Add vanilla extract, evaporated milk and salt. Mix well until completely incorporated and creamy.
Add the flour and mix gently until combined. Be careful not to over-mix the dough, but you do want it to be fully incorporated.
Preheat the oven to 300 degrees convection or 325 regular and place parchment paper on two large baking sheets.
Separate the dough into two portions and roll the first ball of dough out on a lightly floured surface until about 1/4 inch thick.
Use a star-shaped cookie cutter about 3-3.5 inches to cut out the stars from the dough. Transfer the cutouts to a parchment-lined baking sheet.
Bake for 10 minutes convection or 12 minutes regular until just baked. Watch the cookies so they don't brown. The bottoms of the cookies should still be light.
Cool the cookies completely. At this point you can move forward with topping the cookies or freeze them to top later.
Caramel Pecan Topping
Combine unwrapped caramels (or kraft caramel bits), evaporated milk and unsalted butter in a microwave-safe bowl.
Microwave in 1 minute increments, stirring with a spoon. Alternate stirring and microwaving until the caramels are completely melted and mixed together. This can take upwards of 10 minutes.
Sift in the powdered sugar and stir until completely incorporated.
Finely chop the pecans (I pulse them a few times in the blender) and add them to the caramel topping. Mix.

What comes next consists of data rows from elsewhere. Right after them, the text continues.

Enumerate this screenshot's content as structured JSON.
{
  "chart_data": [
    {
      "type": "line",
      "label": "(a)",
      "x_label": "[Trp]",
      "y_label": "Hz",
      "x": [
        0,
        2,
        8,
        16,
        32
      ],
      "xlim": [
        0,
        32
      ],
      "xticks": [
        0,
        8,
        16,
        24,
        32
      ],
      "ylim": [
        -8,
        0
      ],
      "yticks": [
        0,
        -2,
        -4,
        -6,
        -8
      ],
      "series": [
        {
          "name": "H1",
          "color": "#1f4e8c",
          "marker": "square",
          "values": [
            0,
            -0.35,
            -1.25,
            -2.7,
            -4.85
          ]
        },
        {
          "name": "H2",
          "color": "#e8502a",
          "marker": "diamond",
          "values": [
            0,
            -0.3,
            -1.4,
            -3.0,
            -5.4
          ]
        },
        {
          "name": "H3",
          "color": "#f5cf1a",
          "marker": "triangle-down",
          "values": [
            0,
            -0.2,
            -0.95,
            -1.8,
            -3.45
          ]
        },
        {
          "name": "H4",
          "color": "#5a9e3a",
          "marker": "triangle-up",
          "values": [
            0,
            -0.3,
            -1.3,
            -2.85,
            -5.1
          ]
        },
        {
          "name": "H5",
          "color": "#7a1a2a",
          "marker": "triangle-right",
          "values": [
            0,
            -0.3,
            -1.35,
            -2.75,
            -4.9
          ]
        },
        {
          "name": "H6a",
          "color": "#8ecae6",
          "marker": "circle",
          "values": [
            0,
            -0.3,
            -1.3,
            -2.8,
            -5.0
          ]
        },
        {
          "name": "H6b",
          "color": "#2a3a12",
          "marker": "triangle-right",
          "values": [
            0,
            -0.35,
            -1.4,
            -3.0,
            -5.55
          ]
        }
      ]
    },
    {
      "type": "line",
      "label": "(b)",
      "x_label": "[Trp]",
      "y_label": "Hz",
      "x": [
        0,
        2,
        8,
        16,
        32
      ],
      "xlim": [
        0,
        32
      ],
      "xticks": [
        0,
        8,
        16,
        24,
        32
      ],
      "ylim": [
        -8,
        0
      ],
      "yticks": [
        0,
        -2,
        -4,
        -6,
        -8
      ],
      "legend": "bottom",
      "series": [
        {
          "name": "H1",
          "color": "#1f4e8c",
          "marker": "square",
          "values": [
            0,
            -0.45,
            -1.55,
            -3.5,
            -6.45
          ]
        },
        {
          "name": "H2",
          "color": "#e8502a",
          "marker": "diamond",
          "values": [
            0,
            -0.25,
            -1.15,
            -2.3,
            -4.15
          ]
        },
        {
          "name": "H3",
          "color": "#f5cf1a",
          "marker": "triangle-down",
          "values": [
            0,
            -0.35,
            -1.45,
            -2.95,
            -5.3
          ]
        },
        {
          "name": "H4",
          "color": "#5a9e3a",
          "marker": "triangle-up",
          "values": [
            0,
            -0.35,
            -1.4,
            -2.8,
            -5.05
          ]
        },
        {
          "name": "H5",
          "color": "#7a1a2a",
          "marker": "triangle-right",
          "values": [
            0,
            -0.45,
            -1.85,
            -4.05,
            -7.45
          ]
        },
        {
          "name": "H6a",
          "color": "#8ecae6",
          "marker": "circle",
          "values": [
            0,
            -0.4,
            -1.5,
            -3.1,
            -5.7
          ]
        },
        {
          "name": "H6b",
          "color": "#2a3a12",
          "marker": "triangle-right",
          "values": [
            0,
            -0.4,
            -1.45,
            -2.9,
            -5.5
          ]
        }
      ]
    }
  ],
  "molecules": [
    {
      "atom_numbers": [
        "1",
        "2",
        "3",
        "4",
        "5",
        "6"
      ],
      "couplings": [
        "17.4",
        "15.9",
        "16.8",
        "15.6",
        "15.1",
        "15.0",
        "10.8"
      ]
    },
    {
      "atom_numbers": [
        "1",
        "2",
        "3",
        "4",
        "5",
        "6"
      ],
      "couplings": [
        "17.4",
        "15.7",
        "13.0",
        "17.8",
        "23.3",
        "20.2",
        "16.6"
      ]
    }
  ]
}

Set the caramel aside while you make the chocolate topping. At this point you can also refrigerate the caramel for up to a week before using.
Chocolate Topping
To a microwave safe bowl, add the chocolate, butter and evaporated milk. Microwave in 30 second increments. Alternate stirring and microwaving until the chocolate, butter and evaporated milk are melted and combined.
Stir in the vanilla extract. Sift the powdered sugar into the bowl and mix until completely combined. Set aside the chocolate topping to assemble the cookies. You can also refrigerate the topping for up to a week before using.
Assembly
Lay out all the cookies on a flat counter space.
Place a dollop of lightly warmed caramel topping on the center of each cookie (about 1 Tablespoon).
Place a smaller dollop of lightly warmed chocolate topping on top of the caramel (about 1 teaspoon).
Add a whole pecan on top of the chocolate quickly before the chocolate hardens.
Let the cookies cool completely before moving to a cookie tray, sharing with friends and neighbors, freezing or setting out for Santa on Christmas Eve. Enjoy!
Notes
Freezing Tips: These cookies freeze very well. The fully assembled cookies can be frozen after the toppings have cooled and pulled out to thaw when needed. The process can also be split into multiple days; making the bases one day (then freeze them) and the caramel and chocolate topping a different day. Sifting: It is really important to sift the powdered sugar into the caramel and chocolate. If you don't, the caramel and chocolate will have tiny lumps of powdered sugar in them that won't fully incorporated. They will taste okay but not look as good.